8. For an extensive discussion of the dead speaking through mediums such as poetry, see Colin Davis (Citation2004) and Diana Fuss (Citation2013).

9. We are making this point about aural imagination the poem invokes, because as Street (Citation2017, 21) argues, ‘we have the capacity to make sounds within our imagination, as well as to interpret sounds heard externally.’

10. To date, two scholars have drawn on the concept of the gift to analyse suicide: Jocelyn Chua (Citation2014) and Dariusz Gałasinski (Citation2017). However, their use of the gift relies heavily on Mauss’ understanding of the gift in which there is a circular exchange economy. Derrida (Citation1992, 24, original emphasis) himself was critical of Mauss’ view when he said: ‘One could go as far as to say that a work as monumental as Marcel Mauss’s The Gift speaks of everything but the gift: It deals with economy, exchange, contract…it speaks of raising the stakes, sacrifice, gift and counter-gift – in short, everything that in the thing itself impels the for and the annulment of the gift.’ In Derrida’s vein, the gift of suicide can only be possible when there is no ‘and’ because there is no exchange. This is not to say that there is only one way of analysing gift in suicide, with ours being the correct one. Rather, the analysis of gift depends on what is at stake in the analysis as a whole, and what kinds of questions are brought to the fore.

11. For a more extensive argument about the performativity of suicide, see Jaworski (Citation2010a, Citation2010b, Citation2014).

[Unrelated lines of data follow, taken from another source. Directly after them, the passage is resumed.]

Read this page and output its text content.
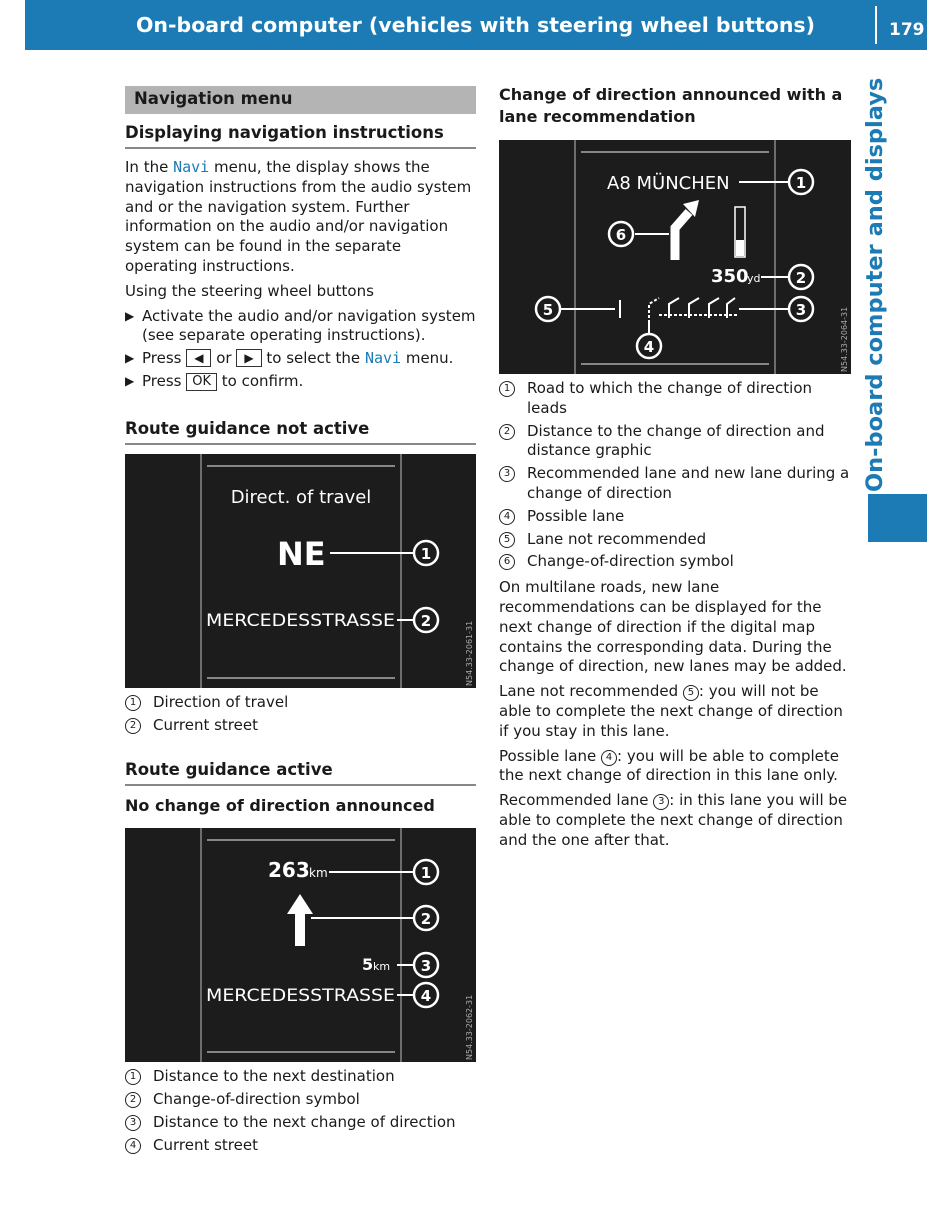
On-board computer (vehicles with steering wheel buttons)	179
On-board computer and displays
Navigation menu
Displaying navigation instructions

In the Navi menu, the display shows the navigation instructions from the audio system and or the navigation system. Further information on the audio and/or navigation system can be found in the separate operating instructions.

Using the steering wheel buttons

▶ Activate the audio and/or navigation system (see separate operating instructions).
▶ Press ◀ or ▶ to select the Navi menu.
▶ Press OK to confirm.
Route guidance not active
Direct. of travel
NE	1
MERCEDESSTRASSE 2	N54.33-2061-31
1	Direction of travel
2	Current street
Route guidance active
No change of direction announced
263 km	1
2
5 km 3
MERCEDESSTRASSE 4	N54.33-2062-31
1	Distance to the next destination
2	Change-of-direction symbol
3	Distance to the next change of direction
4	Current street
Change of direction announced with a lane recommendation
A8 MÜNCHEN	1
6
350
yd 2
5	3
4	N54.33-2064-31
1	Road to which the change of direction leads
2	Distance to the change of direction and distance graphic
3	Recommended lane and new lane during a change of direction
4	Possible lane
5	Lane not recommended
6	Change-of-direction symbol

On multilane roads, new lane recommendations can be displayed for the next change of direction if the digital map contains the corresponding data. During the change of direction, new lanes may be added.

Lane not recommended 5 : you will not be able to complete the next change of direction if you stay in this lane.

Possible lane 4 : you will be able to complete the next change of direction in this lane only.

Recommended lane 3 : in this lane you will be able to complete the next change of direction and the one after that.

12. As we have argued elsewhere, our proposition about suicide as an ethical gift goes against Levinas (Citation1969) view of suicide, which viewed as absurd and selfish, because it marks the end of responsibility. See Jaworski and Scott (Citation2016) for our response to this quandary and a subsequent reworking of it to crystallise our own thinking about ides of gift and ethics in suicide.

Additional information

Notes on contributors

Katrina Jaworski

Katrina Jaworski is a Senior Lecturer in Cultural Studies at the University of South Australia. She primarily researches the agency of suicide, with a focus on gender, sexuality, youth, ethics and poetry. She also works on Rwandan genocide, the philosophy of dying bodies, trauma and the cultural politics of thinking.

Daniel G. Scott

Daniel G. Scott is an Associate Professor Emeritus at the University of Victoria, Canada. He is also the 5th Artistic Director of the well-established poetry collective, Planet Earth Poetry (planetearthpoetry.com). Nowadays he spends most of his retirement writing and publishing his poetry, working with poets and running poetry workshops.